The rating also considers the district's limited financial flexibility given it has exhausted working cash bonding authority and a declining enrollment trend that somewhat limits the practical ability to increase tuition. Other factors in the rating include the district’s large and stable tax base in southern Illinois, below average demographic profile, and low debt burden.

The negative outlook reflects analysts’ expectation of continued pressure on operations given the ongoing state budget impasse and college's limited financial flexibility. Should the college not receive an appropriation in fiscal 2018 there could be substantial decline in liquidity absent very large expenditure adjustments, Moody’s said.

Moody's also lowered its rating on Community College District 507, Danville Area, and its $4.1 million of rated debt by two notches to A1 from Aa2. The outlook remains negative.

The downgrade reflects “the college's exposure to the state of Illinois for operating aid, which is beginning to erode reserves given the absence of a state budget,” Moody’s said.
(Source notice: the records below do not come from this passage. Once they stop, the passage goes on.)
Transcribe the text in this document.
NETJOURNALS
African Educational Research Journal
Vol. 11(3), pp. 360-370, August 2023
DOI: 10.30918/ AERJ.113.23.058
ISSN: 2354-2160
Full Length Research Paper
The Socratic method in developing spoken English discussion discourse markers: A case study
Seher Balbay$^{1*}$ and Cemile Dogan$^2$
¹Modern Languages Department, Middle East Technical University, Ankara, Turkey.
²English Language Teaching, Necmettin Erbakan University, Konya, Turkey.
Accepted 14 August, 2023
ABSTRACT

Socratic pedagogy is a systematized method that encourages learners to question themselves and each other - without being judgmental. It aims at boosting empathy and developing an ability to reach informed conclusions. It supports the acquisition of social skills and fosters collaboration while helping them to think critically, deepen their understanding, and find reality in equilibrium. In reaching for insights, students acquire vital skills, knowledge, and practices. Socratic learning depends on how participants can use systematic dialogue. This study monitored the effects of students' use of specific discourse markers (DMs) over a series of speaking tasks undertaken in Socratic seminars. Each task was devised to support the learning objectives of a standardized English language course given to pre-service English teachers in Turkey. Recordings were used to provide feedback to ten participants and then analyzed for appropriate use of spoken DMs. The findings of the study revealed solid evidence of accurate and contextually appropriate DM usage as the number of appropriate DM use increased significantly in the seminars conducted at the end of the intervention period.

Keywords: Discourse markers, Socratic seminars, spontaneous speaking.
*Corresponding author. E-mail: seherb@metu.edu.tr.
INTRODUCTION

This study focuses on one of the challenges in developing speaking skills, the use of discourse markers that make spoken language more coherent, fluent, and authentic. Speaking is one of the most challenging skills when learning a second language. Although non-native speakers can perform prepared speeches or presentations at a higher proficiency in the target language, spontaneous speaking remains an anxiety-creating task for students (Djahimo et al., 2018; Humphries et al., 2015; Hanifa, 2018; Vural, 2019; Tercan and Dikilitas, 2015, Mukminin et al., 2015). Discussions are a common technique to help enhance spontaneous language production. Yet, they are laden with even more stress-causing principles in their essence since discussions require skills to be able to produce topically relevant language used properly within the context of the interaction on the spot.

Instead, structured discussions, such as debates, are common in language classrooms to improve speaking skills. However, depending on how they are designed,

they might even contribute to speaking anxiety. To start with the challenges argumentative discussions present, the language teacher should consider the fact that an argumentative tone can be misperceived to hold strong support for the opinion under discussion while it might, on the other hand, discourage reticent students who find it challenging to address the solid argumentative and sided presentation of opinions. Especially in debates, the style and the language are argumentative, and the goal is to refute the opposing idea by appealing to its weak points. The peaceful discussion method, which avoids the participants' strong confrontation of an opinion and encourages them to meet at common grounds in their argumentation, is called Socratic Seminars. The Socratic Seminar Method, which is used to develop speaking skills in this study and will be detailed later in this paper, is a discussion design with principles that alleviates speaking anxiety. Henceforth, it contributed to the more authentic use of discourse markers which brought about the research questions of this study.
The rating also incorporates the college's limited financial flexibility given it is levying at statutory rate caps.

While the college has the legal ability to increase tuition, its practical ability is limited by a declining enrollment trend and below average demographic profile. The rating also considers the district's large, stable tax base, and low debt burden. It is located in central-eastern Illinois.

Illinois' public higher education system remains under threat of downgrades over state budget woes. Fotolia

Moody’s on June 1 lowered the state’s general obligation rating by one level to Baa3 and assigned a negative outlook as the state ended its spring session without resolving its budget crisis. Aid to the state’s public higher education system and social service providers dried up on Jan. 1 when a stopgap budget expired.

Community colleges have been increasingly pressured by the prolonged budget impasse, which has resulted in either reduced or absent state-appropriated aid. Until recently they had largely escaped the same downgrades suffered by the state’s four-year universities because community colleges rely less on state aid and more on local sources.

In April, Moody’s placed the seven state public universities it rates and their $2.2 billion of debt on review for a downgrade due to the ongoing budget gridlock. Three are already rated in junk territory and one carries a junk rating on its certificates of participation and low investment grade on auxiliary facilities system revenue bonds. The rating agency expects to complete its review in July.